Friday, November 2, 2012

Alan Blinder gets an F in Macro 101

Alan Blinder is a very competent economist with lots of publications, textbooks, and real-world policy experience. He is a chaired Professor at Princeton and is a former vice chairman of the Federal Reserve. The Wall Street Journal  published an article by him yesterday November 1, 2012, page A17.

Alan Blinder joins with Larry Summer, Paul Krugman, Martin Wolf and other liberal economists who think that we don’t have enough stimulus in the US economy. He can have his opinion and he certainly influences a lot of important people – but when he is wrong on something he is wrong and there is no way else to call it. These guys have enough publications to sink a Japanese freighter on its way to Dokdo Island and about as much joint common sense as Sheldon (the Big Bang Theory TV Show).

In his article Blinder says, “…fiscal policy should be giving us a combination of sizeable stimulus right now and thorough going deficit reduction starting in a year or two….Instead it is doing neither…”
Translation: Alan Blinder said that fiscal policy is not now giving us a sizeable stimulus. Say that again – Alan Blinder says that fiscal policy is not now giving us a sizeable stimulus. Say it again….
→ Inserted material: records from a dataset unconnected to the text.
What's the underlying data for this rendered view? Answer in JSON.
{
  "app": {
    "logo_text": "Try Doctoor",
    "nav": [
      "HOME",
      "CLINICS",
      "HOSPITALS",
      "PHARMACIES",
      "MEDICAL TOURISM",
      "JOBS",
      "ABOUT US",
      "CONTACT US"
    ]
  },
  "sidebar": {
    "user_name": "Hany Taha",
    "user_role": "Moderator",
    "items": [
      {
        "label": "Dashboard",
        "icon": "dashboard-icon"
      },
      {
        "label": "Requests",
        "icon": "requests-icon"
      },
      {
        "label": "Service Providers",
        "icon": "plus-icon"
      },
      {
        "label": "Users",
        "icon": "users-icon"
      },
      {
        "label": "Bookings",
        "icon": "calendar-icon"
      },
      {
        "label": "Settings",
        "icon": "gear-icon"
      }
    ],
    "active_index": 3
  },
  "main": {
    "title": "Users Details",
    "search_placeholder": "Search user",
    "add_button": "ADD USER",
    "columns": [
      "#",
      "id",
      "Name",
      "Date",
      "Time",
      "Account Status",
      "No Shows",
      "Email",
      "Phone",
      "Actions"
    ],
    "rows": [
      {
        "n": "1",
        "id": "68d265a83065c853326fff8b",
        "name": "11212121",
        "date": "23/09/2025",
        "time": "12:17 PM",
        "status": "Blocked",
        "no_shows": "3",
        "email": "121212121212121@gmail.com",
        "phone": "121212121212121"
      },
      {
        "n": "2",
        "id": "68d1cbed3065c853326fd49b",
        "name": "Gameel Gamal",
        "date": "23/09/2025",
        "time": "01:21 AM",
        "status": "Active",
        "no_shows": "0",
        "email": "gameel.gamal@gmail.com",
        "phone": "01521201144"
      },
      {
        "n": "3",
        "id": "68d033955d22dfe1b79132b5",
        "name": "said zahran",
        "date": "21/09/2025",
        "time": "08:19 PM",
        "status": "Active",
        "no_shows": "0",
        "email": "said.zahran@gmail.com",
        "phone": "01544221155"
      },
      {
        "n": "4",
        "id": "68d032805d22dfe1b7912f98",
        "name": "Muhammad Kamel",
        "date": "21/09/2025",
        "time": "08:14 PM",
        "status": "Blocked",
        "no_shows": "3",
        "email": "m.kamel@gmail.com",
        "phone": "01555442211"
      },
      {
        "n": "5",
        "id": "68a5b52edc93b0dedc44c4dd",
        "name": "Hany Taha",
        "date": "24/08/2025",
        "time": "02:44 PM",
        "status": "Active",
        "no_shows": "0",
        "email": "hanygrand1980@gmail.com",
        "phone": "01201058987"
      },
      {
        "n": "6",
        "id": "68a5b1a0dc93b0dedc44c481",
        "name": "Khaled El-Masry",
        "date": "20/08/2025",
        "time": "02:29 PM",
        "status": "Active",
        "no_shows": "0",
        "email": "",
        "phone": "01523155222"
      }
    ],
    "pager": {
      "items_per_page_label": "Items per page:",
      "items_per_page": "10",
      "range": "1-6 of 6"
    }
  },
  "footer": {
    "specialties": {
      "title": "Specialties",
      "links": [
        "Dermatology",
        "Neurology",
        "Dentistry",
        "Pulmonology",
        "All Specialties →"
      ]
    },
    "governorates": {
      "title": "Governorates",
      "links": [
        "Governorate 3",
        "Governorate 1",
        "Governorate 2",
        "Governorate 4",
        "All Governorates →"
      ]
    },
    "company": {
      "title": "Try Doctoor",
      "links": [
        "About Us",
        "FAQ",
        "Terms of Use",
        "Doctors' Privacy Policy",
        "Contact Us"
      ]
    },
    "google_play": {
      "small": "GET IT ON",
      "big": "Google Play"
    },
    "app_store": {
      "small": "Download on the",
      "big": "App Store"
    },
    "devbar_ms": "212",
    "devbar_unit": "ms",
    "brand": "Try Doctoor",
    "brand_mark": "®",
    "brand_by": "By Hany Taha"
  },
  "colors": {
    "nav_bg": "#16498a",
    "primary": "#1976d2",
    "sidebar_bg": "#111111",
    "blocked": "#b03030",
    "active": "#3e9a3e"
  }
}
Okay Professor Blinder – take out any textbook written for any level and you will find the following:
·         Government budget balance – neutral impact of fiscal policy
·         Government budget surplus – contractionary impact of fiscal policy
·         Government budget deficit – expansionary impact of fiscal policy
·         The average government deficit – through thick and thin – for the USA has been about 3%
·         Let’s call a budget deficit of 3% of GDP normal

For the USA the budget deficit in 2012 (Fiscal year 2012 ended on September 30, 2012) was 8.5% of GDP. That is almost three times its normal impact on the economy. Professor Blinder – that is a ton of stimulus. To say it is not a huge stimulus is to turn macroeconomics on its head and then twirl it around 10 times.  Would four times be better? Five times?

You might retort that the deficit was over 10% of GDP in 2009 and taking it from 10% to 8.5% in three years is contractionary. But please do not retort that. First, any size deficit is a stimulus. Second, at 3 times normal it is a huge stimulus. Third, recall that the economy has now been recovering from a recession that ended three years ago. When a country recovers its deficit ALWAYS improves. That is not because of a lack of stimulus -- it is a simple fact that when the economy recovers it generates more tax revenue and less spending automatically. If the deficit was declining because of legislated tax increases or spending cuts between 2011 and 2012 please show me the legislation. As far as I know Congress has not passed anything but continuing resolutions.

Professor Blinder can want more stimulus but he cannot say that we don’t have a huge stimulus now. It is beyond belief that given his second goal to reduce deficits in the future he can say with a straight face that he will actively promote smaller future deficits? When will the US economy be strong enough in Blinder’s mind to start working on smaller future deficits?  A year or two? Really? When hell freezes over?

Sorry to say this Professor Blinder but you get an F in Macro 101.